Ok Lets start with Spice since she is the oldest:









Sugar and Spice sun bathing:









Anna sleeping with her kids:









Blue:









Miracle's Kids:

















Tiny Tim:

















Dawn's other boy:









Everything Nice:








Landing after a jump:









All That Jazz:









I hope that wasn't too many pics!


----------



## AlaskaBoers (May 7, 2008)

theyre very cute!


----------



## KW Farms (Jun 21, 2008)

Oh my goodness they are all so cute! I LOVE those moonspots!!! :drool: GORGEOUS!!! Looks like Spice enjoys the sun quite a bit! :ROFL: How cute!


----------



## Hailee's Herd (Oct 5, 2007)

Love your goats!
Love the name Tiny Tim too.
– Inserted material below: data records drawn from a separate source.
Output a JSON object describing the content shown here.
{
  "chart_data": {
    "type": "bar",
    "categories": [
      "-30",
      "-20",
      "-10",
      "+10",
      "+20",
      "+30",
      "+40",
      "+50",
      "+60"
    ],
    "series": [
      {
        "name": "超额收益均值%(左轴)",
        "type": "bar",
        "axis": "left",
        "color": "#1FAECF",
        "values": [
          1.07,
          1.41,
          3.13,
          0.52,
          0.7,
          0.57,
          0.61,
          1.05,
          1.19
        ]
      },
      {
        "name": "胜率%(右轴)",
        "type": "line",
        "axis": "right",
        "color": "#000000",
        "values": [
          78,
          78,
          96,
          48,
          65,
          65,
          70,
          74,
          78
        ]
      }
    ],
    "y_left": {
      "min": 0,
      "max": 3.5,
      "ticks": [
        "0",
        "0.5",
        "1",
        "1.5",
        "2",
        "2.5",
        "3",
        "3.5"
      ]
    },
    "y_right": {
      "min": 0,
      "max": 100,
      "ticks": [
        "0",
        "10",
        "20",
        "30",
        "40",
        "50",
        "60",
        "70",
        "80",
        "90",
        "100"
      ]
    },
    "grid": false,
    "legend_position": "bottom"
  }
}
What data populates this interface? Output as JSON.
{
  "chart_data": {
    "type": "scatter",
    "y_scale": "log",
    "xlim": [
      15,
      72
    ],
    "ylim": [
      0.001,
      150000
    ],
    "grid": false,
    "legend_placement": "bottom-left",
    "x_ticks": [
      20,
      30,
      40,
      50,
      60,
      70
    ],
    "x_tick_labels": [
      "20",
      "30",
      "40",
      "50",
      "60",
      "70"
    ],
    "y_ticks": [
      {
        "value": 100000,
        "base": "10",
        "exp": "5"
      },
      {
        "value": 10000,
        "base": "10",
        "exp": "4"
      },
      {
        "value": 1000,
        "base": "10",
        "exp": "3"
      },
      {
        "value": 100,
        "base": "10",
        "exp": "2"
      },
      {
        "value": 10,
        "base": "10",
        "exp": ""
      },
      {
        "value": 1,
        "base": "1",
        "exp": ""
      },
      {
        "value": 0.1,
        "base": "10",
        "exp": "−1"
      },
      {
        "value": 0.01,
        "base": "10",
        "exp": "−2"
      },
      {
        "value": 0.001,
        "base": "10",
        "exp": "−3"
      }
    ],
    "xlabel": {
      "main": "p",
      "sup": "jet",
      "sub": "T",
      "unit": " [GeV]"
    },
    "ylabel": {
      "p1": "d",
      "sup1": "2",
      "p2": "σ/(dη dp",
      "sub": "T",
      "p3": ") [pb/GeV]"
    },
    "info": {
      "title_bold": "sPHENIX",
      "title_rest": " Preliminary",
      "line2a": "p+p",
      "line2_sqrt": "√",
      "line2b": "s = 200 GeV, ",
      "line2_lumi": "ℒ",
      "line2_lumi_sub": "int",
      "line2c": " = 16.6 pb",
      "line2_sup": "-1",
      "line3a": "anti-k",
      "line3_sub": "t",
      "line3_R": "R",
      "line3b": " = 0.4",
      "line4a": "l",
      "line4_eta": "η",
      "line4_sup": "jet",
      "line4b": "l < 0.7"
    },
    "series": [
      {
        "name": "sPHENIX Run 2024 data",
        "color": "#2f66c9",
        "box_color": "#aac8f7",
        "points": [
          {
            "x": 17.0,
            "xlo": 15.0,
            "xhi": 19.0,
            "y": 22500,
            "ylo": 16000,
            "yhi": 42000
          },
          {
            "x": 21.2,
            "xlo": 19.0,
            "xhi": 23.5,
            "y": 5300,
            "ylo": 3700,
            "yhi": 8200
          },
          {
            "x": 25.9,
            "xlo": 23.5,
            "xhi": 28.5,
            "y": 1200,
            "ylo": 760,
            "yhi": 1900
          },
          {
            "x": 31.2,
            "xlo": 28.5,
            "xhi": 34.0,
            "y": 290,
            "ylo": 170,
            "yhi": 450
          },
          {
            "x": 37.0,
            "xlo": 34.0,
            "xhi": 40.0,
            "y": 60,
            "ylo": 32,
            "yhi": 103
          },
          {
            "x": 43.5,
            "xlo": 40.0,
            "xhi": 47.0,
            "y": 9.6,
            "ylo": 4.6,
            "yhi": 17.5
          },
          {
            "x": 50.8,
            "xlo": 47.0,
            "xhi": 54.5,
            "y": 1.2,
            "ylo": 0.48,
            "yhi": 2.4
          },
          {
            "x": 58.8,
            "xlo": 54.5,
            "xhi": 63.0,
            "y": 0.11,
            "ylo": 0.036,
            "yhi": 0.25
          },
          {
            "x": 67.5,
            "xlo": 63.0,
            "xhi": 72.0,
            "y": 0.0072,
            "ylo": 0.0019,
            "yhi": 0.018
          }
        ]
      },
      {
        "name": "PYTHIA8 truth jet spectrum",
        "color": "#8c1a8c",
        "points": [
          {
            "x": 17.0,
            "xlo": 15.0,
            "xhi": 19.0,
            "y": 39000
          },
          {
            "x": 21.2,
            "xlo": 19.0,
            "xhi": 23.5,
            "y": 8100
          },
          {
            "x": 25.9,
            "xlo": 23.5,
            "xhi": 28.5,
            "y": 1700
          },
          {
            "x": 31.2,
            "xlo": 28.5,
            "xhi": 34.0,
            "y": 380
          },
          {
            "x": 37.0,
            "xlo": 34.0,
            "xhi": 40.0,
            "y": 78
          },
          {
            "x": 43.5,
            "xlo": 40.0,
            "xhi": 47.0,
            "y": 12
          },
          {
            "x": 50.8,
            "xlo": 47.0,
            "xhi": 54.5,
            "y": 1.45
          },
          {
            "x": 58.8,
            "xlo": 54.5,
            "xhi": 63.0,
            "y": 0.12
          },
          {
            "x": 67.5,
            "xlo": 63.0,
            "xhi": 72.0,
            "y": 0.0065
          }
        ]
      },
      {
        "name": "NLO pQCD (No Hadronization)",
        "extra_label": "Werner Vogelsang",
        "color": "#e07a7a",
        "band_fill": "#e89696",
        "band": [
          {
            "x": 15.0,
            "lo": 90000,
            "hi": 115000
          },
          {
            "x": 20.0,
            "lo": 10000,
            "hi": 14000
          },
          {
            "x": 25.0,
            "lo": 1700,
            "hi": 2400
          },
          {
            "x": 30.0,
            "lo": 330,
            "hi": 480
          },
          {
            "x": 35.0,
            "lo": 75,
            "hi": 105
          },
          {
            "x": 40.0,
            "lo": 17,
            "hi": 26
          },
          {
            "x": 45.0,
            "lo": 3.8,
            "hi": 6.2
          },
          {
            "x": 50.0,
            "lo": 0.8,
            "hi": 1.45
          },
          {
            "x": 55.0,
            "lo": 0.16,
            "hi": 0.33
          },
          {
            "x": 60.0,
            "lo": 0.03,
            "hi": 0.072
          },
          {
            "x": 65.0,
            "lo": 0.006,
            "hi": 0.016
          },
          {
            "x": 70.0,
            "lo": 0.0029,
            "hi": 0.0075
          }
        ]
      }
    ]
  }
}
My old goat (she's not mine anymore) Coco had two bucks and one was named Tiny Tim.


----------



## Crissa (Oct 7, 2007)

OOOHH! I LOVE All That Jazz! My resistence is crumbling! :help:


----------



## alyssa_romine (Oct 5, 2007)

I absolutely love those pics!!! They are so precious!


----------



## liz (Oct 5, 2007)

Absolutely precious babies!! Jazz is still my pick....if you were closer...she definately stands out!


----------



## Sweet Gum Minis (Oct 6, 2007)

Very cute! I love it when the sun bathe! They can make any hill or ground look comfy!


----------



## StaceyRosado (Oct 5, 2007)

nice group of kids you have there!


----------



## RunAround (Feb 17, 2008)

Thanks everyone! That's it for kids this year. My total came to 12 kids and one DOA. Of Live kids I had 5 girls and 7 boys. 4 of the girls are staying cause I am crazy! :slapfloor: Oh, and Tiny Tim is staying. I think he is going to be my pet wether.


----------



## capriola-nd (Jul 6, 2008)

You have the cutest little goats!!!! I love that one of Sugar and Spice sunbathing, too cute!!! They look so content!


----------



## Di (Jan 29, 2008)

Very nice kids! Congrats!


----------